Dark Chocolate Ganache
- With the rack in the middle position, preheat the oven to 350°F (180°C). Butter the sides of two 8-inch (20 cm) springform pans with removeable bottoms. Line the bottoms with parchment paper.
- In a bowl, combine the flour, cocoa powder, baking soda and baking powder.
- In another bowl, whisk together the eggs, sugar, oil and vanilla. Add the dry ingredients alternating with the buttermilk. Mix until smooth. Divide the cake batter between the prepared cake pans.
- Bake for 40 to 45 minutes or until a toothpick inserted in the centre of the cakes comes out clean. Let cool. Unmould and let cool completely on a wire rack, about 3 hours.
Dark Chocolate Ganache
- Place the chocolate in a bowl.
- In a small pot, bring the cream and corn syrup to a boil. Remove from the heat and pour over the chocolate. Let sit for 1 minute without stirring. Whisk until smooth. Add the butter. Cover and refrigerate for 30 minutes or until chilled but still spreadable. Reheat slightly in the microwave oven as needed before using.
- In a bowl placed over a pot of simmering water, heat the sugar and egg whites, stirring constantly, until the sugar has dissolved. Remove the bowl from the pot. Whisk with an electric mixer until stiff peaks form. The mixture should be lukewarm. Add the vanilla.
- Add one or two pieces of butter at a time while whisking constantly. Continue to whisk for 5 minutes until the mixture is light and creamy (see note). Using a spatula, scrape down the sides and bottom of the bowl a few times (see note).

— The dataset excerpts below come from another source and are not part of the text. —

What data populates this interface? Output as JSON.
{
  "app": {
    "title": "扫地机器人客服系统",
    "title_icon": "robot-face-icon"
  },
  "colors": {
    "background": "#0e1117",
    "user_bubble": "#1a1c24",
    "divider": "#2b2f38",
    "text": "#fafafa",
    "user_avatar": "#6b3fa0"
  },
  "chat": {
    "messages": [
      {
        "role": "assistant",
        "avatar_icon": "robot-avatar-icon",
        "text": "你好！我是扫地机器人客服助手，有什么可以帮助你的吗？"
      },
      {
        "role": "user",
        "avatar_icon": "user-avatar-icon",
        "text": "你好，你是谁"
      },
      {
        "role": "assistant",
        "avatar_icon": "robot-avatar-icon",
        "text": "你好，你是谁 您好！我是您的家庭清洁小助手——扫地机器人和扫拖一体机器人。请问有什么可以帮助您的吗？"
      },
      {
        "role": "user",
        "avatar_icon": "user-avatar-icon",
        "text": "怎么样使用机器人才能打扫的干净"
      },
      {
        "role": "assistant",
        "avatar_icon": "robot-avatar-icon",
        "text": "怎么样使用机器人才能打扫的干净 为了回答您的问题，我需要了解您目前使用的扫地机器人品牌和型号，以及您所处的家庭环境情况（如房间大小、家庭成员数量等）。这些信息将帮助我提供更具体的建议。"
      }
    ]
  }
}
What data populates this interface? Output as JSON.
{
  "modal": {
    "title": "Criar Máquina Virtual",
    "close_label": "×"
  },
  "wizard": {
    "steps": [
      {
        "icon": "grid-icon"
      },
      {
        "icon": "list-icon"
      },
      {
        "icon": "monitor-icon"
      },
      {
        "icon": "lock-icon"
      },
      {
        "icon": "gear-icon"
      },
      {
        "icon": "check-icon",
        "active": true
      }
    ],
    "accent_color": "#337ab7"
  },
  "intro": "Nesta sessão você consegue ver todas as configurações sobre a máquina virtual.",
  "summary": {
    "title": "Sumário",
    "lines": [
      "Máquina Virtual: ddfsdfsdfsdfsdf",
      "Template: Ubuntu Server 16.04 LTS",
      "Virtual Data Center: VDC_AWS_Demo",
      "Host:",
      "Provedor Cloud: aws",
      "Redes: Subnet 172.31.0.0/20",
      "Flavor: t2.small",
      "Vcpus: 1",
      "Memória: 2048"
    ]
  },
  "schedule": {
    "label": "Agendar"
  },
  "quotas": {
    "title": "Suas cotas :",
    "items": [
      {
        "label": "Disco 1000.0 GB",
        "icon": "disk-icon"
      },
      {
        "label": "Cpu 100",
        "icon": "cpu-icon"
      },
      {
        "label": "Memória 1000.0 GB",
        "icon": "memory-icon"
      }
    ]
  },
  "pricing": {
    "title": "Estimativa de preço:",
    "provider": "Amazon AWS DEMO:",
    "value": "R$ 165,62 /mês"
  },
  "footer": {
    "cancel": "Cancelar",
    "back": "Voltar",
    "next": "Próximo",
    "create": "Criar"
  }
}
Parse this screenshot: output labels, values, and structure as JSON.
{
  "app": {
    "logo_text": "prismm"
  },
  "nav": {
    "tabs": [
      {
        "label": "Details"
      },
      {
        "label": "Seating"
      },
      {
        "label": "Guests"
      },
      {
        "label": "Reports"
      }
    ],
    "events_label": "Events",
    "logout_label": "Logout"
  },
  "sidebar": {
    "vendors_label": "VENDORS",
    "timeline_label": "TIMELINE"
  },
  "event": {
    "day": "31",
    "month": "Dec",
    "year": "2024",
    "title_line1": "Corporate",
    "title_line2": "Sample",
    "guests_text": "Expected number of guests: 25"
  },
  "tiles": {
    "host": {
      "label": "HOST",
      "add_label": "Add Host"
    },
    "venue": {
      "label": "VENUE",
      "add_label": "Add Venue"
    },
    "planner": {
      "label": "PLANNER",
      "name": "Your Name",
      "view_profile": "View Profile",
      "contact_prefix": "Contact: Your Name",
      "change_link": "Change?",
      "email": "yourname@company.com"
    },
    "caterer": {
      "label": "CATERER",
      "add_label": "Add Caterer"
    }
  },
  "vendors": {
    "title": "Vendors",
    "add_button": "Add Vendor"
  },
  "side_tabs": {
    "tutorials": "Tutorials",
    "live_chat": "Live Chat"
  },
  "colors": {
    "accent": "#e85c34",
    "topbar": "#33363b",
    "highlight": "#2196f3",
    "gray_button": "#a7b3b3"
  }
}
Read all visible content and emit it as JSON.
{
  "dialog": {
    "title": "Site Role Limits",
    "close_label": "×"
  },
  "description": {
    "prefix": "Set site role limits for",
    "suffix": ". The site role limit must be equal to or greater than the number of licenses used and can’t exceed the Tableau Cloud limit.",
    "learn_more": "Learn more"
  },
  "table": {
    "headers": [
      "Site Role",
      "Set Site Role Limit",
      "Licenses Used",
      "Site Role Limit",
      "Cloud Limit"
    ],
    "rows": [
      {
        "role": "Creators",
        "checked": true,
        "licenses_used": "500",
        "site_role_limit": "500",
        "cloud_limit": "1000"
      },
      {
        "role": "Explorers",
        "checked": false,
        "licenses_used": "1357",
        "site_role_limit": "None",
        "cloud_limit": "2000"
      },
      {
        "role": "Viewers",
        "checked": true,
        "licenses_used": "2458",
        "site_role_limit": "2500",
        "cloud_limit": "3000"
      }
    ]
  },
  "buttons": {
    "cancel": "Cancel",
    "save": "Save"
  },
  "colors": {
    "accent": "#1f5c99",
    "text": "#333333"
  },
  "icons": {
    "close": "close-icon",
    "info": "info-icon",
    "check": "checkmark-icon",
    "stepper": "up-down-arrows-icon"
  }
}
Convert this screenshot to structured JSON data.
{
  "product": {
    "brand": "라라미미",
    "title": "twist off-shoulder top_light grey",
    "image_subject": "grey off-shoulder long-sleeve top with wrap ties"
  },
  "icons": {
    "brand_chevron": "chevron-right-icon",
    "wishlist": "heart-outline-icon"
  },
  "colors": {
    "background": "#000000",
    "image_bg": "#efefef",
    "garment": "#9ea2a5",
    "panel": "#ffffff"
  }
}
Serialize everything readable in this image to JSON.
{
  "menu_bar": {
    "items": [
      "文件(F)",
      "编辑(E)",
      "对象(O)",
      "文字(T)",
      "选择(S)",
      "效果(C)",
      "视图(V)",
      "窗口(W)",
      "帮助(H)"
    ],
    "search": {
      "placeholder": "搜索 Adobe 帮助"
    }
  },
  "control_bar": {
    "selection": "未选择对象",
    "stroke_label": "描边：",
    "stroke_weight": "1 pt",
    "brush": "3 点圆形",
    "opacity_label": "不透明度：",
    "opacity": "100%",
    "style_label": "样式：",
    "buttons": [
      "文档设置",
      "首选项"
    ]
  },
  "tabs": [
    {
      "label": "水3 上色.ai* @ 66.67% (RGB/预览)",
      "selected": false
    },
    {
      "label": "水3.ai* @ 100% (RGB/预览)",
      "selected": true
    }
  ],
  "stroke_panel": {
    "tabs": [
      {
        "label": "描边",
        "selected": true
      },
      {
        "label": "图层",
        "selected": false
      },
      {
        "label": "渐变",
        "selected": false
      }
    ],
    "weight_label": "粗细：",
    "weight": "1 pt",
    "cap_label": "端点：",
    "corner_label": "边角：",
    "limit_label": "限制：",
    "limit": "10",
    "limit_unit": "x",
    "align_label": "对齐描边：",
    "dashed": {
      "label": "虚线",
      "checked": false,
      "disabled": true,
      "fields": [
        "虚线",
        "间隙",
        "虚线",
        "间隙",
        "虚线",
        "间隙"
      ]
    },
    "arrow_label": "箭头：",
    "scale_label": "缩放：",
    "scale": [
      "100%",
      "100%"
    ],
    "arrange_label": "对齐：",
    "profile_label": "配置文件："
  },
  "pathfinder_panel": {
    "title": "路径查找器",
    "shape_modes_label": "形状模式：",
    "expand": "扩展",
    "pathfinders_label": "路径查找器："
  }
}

- Cut off the rounded tops of the cooled cakes to make them as flat as possible. Cut each cake in half horizontally to have a total of 4 cake layers. On a serving dish, place one cake layer and cover with one-third of the ganache. Repeat this step by stacking two more cake layers and covering each with ganache. Top with the last cake layer with no ganache.
- Place ⅓ cup (75 ml) of the vanilla icing in a bowl. Add enough black food colouring to get a very dark icing.
- Place half of the remaining icing in a bowl. Divide what is left between two other bowls. Add blue food colouring to one of the bowls. Add more blue colouring to the remaining two bowls to obtain three different shades of blue (the darkest shade of blue should be the bowl with the largest amount of icing).
- Using a large offset spatula, spread the darkest blue icing evenly over the top of the cake. Continue down the side to cover the top third of the cake all the way around with a strip of dark blue icing.
- Spread the lighter blue icing around the middle of the cake in a strip as wide as the dark blue strip above. Finish with a strip of the lightest blue around the bottom third of the cake. Refrigerate for 1 hour.
- Meanwhile, draw the outline of a city skyline along the length of the strip of parchment paper. Cut out the skyline and remove the bottom of the strip.
- Place the stencil around the bottom of the cake and press lightly to adhere. Using a small offset spatula, apply a thin layer of black icing to fill in the stencil of the skyline. Gently remove the stencil.
- Place the silhouette of the skateboarder and on the top of the cake. The cake will keep for 3 days, covered, at room temperature.
To avoid wasting the egg yolks, use liquid egg whites. An egg white weighs 30 g and measures 2 tbsp (30 ml). Therefore, you will need 1/2 cup (120 g) egg whites for this recipe.
The mixture may separate after you add about half of the butter. Everything should come together once you add the remaining butter. This step takes time, so don’t add the butter too quickly. If the icing seems too soft when you are ready to apply it to your cake, refrigerate it for a few minutes, then whisk it up again.
The icing can be prepared in advance if left covered at room temperature. Mix the icing well before applying it to your cake.